Me enfrento a la mayor empresa que me plantea la vida últimamente: subir a la azotea.
Ya no me quedan letras del abecedario que dibujar con mis pasos. He contado hasta mil mil veces sin saltarme ningún número.
He inventado nombre para todos los pájaros de mi vecindad e incluso apodos a los más afables.
Las antenas decrépitas, han perdido su silueta y solo hacen que ensuciar un paisaje de formas geométricas hijas de arquitectos ya difuntos.
Allá donde me alcanza la vista localizo a varios moradores de casas que también han subido a la azotea como yo.
A mi vecino de enfrente lo he desahuciado por mirón.
Otro común es el que diviso en la parte posterior. Tiene una pequeña terracita, vieja, desordenada y parece conversar con alguien a través del móvil. Me he apiadado de él por la cantidad de cigarros que lleva alojados en su reducido cuerpecito desde que amaneció.
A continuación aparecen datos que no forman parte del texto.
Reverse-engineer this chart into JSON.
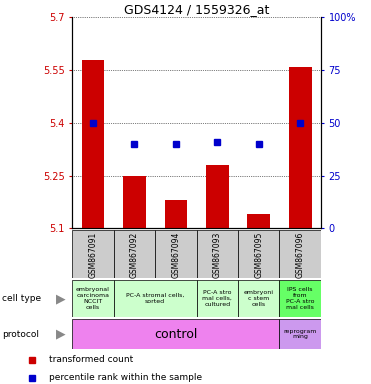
{
  "title": "GDS4124 / 1559326_at",
  "samples": [
    "GSM867091",
    "GSM867092",
    "GSM867094",
    "GSM867093",
    "GSM867095",
    "GSM867096"
  ],
  "red_values": [
    5.58,
    5.25,
    5.18,
    5.28,
    5.14,
    5.56
  ],
  "blue_values": [
    50,
    40,
    40,
    41,
    40,
    50
  ],
  "ylim_left": [
    5.1,
    5.7
  ],
  "ylim_right": [
    0,
    100
  ],
  "yticks_left": [
    5.1,
    5.25,
    5.4,
    5.55,
    5.7
  ],
  "yticks_right": [
    0,
    25,
    50,
    75,
    100
  ],
  "ytick_labels_left": [
    "5.1",
    "5.25",
    "5.4",
    "5.55",
    "5.7"
  ],
  "ytick_labels_right": [
    "0",
    "25",
    "50",
    "75",
    "100%"
  ],
  "cell_types": [
    {
      "label": "embryonal\ncarcinoma\nNCCIT\ncells",
      "span": [
        0,
        1
      ],
      "color": "#ccffcc"
    },
    {
      "label": "PC-A stromal cells,\nsorted",
      "span": [
        1,
        3
      ],
      "color": "#ccffcc"
    },
    {
      "label": "PC-A stro\nmal cells,\ncultured",
      "span": [
        3,
        4
      ],
      "color": "#ccffcc"
    },
    {
      "label": "embryoni\nc stem\ncells",
      "span": [
        4,
        5
      ],
      "color": "#ccffcc"
    },
    {
      "label": "IPS cells\nfrom\nPC-A stro\nmal cells",
      "span": [
        5,
        6
      ],
      "color": "#66ff66"
    }
  ],
  "protocol_control": {
    "label": "control",
    "span": [
      0,
      5
    ],
    "color": "#ee82ee"
  },
  "protocol_reprog": {
    "label": "reprogram\nming",
    "span": [
      5,
      6
    ],
    "color": "#cc99ee"
  },
  "bar_color": "#cc0000",
  "dot_color": "#0000cc",
  "bg_plot": "#ffffff",
  "bg_sample_row": "#cccccc",
  "left_axis_color": "#cc0000",
  "right_axis_color": "#0000cc"
}
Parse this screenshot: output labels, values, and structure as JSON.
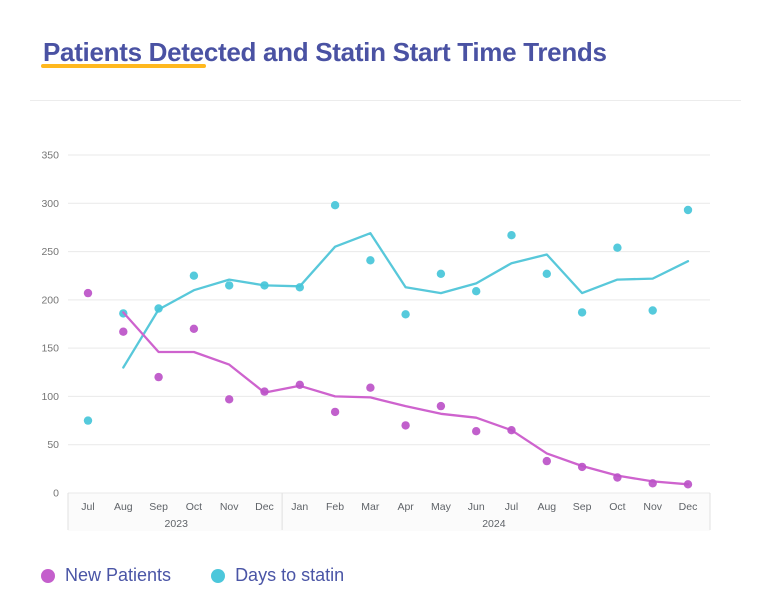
{
  "page": {
    "title": "Patients Detected and Statin Start Time Trends"
  },
  "colors": {
    "title_text": "#4a52a3",
    "accent_underline": "#ffb81e",
    "gridline": "#e9e9e9",
    "axis_band_border": "#e0e0e0",
    "axis_band_fill": "#fbfbfb",
    "y_tick_text": "#757575",
    "x_tick_text": "#5f6368",
    "legend_text": "#4a55a6",
    "new_patients_dot": "#bc52c8",
    "new_patients_line": "#ce63ce",
    "days_to_statin_dot": "#46c5d9",
    "days_to_statin_line": "#58c8da"
  },
  "legend": {
    "items": [
      {
        "key": "new-patients",
        "label": "New Patients",
        "color": "#c45fcc"
      },
      {
        "key": "days-to-statin",
        "label": "Days to statin",
        "color": "#4cc7db"
      }
    ]
  },
  "chart_data": {
    "type": "scatter",
    "subtype": "scatter-with-trend-lines",
    "title": "Patients Detected and Statin Start Time Trends",
    "xlabel": "",
    "ylabel": "",
    "ylim": [
      0,
      350
    ],
    "yticks": [
      0,
      50,
      100,
      150,
      200,
      250,
      300,
      350
    ],
    "grid": true,
    "legend_position": "bottom-left",
    "categories": [
      "Jul",
      "Aug",
      "Sep",
      "Oct",
      "Nov",
      "Dec",
      "Jan",
      "Feb",
      "Mar",
      "Apr",
      "May",
      "Jun",
      "Jul",
      "Aug",
      "Sep",
      "Oct",
      "Nov",
      "Dec"
    ],
    "year_groups": [
      {
        "label": "2023",
        "start": 0,
        "end": 5
      },
      {
        "label": "2024",
        "start": 6,
        "end": 17
      }
    ],
    "series": [
      {
        "name": "New Patients",
        "key": "new-patients",
        "dot_color": "#bc52c8",
        "line_color": "#ce63ce",
        "points": [
          207,
          167,
          120,
          170,
          97,
          105,
          112,
          84,
          109,
          70,
          90,
          64,
          65,
          33,
          27,
          16,
          10,
          9
        ],
        "trend": [
          null,
          187,
          146,
          146,
          133,
          104,
          111,
          100,
          99,
          90,
          82,
          78,
          65,
          41,
          28,
          18,
          12,
          9
        ]
      },
      {
        "name": "Days to statin",
        "key": "days-to-statin",
        "dot_color": "#46c5d9",
        "line_color": "#58c8da",
        "points": [
          75,
          186,
          191,
          225,
          215,
          215,
          213,
          298,
          241,
          185,
          227,
          209,
          267,
          227,
          187,
          254,
          189,
          293
        ],
        "trend": [
          null,
          130,
          190,
          210,
          221,
          215,
          214,
          255,
          269,
          213,
          207,
          217,
          238,
          247,
          207,
          221,
          222,
          240
        ]
      }
    ]
  }
}
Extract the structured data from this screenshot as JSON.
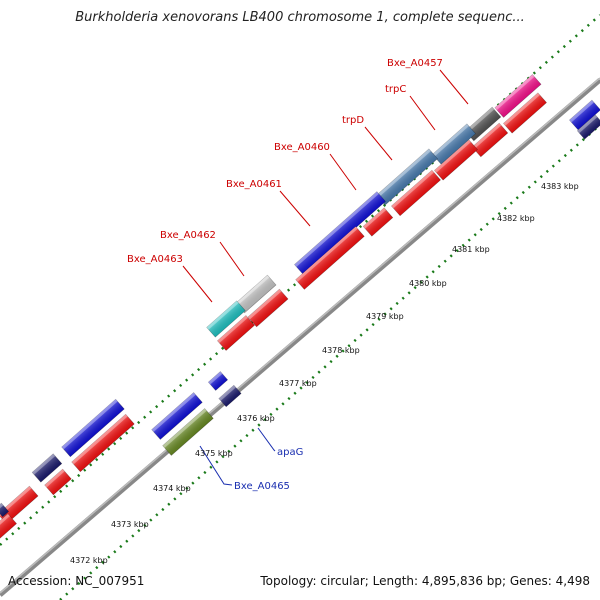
{
  "title": "Burkholderia xenovorans LB400 chromosome 1, complete sequenc...",
  "footer": {
    "accession": "Accession: NC_007951",
    "summary": "Topology: circular; Length: 4,895,836 bp; Genes: 4,498"
  },
  "kbp_ticks": [
    "4372 kbp",
    "4373 kbp",
    "4374 kbp",
    "4375 kbp",
    "4376 kbp",
    "4377 kbp",
    "4378 kbp",
    "4379 kbp",
    "4380 kbp",
    "4381 kbp",
    "4382 kbp",
    "4383 kbp"
  ],
  "gene_labels_red": [
    "Bxe_A0457",
    "trpC",
    "trpD",
    "Bxe_A0460",
    "Bxe_A0461",
    "Bxe_A0462",
    "Bxe_A0463"
  ],
  "gene_labels_blue": [
    "apaG",
    "Bxe_A0465"
  ],
  "colors": {
    "cds_red": "#ff1010",
    "gene_blue": "#1010e0",
    "steel_blue": "#4a7fb5",
    "navy": "#1a1a70",
    "olive": "#6b8e23",
    "cyan": "#20c8c8",
    "light_gray": "#cccccc",
    "dark_gray": "#555555",
    "pink": "#ff1090",
    "backbone": "#777777",
    "dotted_green": "#1a7a1a"
  }
}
Mirando hacia el sureste un apuesto joven comienza a desperezarse y aprovechando la proyección de sus brazos hacia arriba comienza con su gimnasia. Tímidamente, como si una multitud estuviera pendiente de su torpeza, jalea sus brazos y al ritmo de la música que yo regalo hoy a mis vecinos, inicia una tabla de gimnasia que por momentos se vuelve en el entrenamiento de atletas de los futuros Juegos Olímpicos.
Otra de las particularidades de mi experiencia en la azotea es descubrir modas. La tendencia del color rosa en el pijama es indiscutible y se disputa el color de primavera con el beige de los batines.
Sinceramente, yo ya no sé cómo provocar a mis vecinos para que me denuncien y algún apuesto joven y cachas de la autoridad venga a detenerme, estoy deseando algo de acción.
Recojo mis bártulos: esterilla de gimnasia, una pesa, altavoz y móvil.
Me resguardo en mi cueva, vacío el calendario y dibujo una cárcel.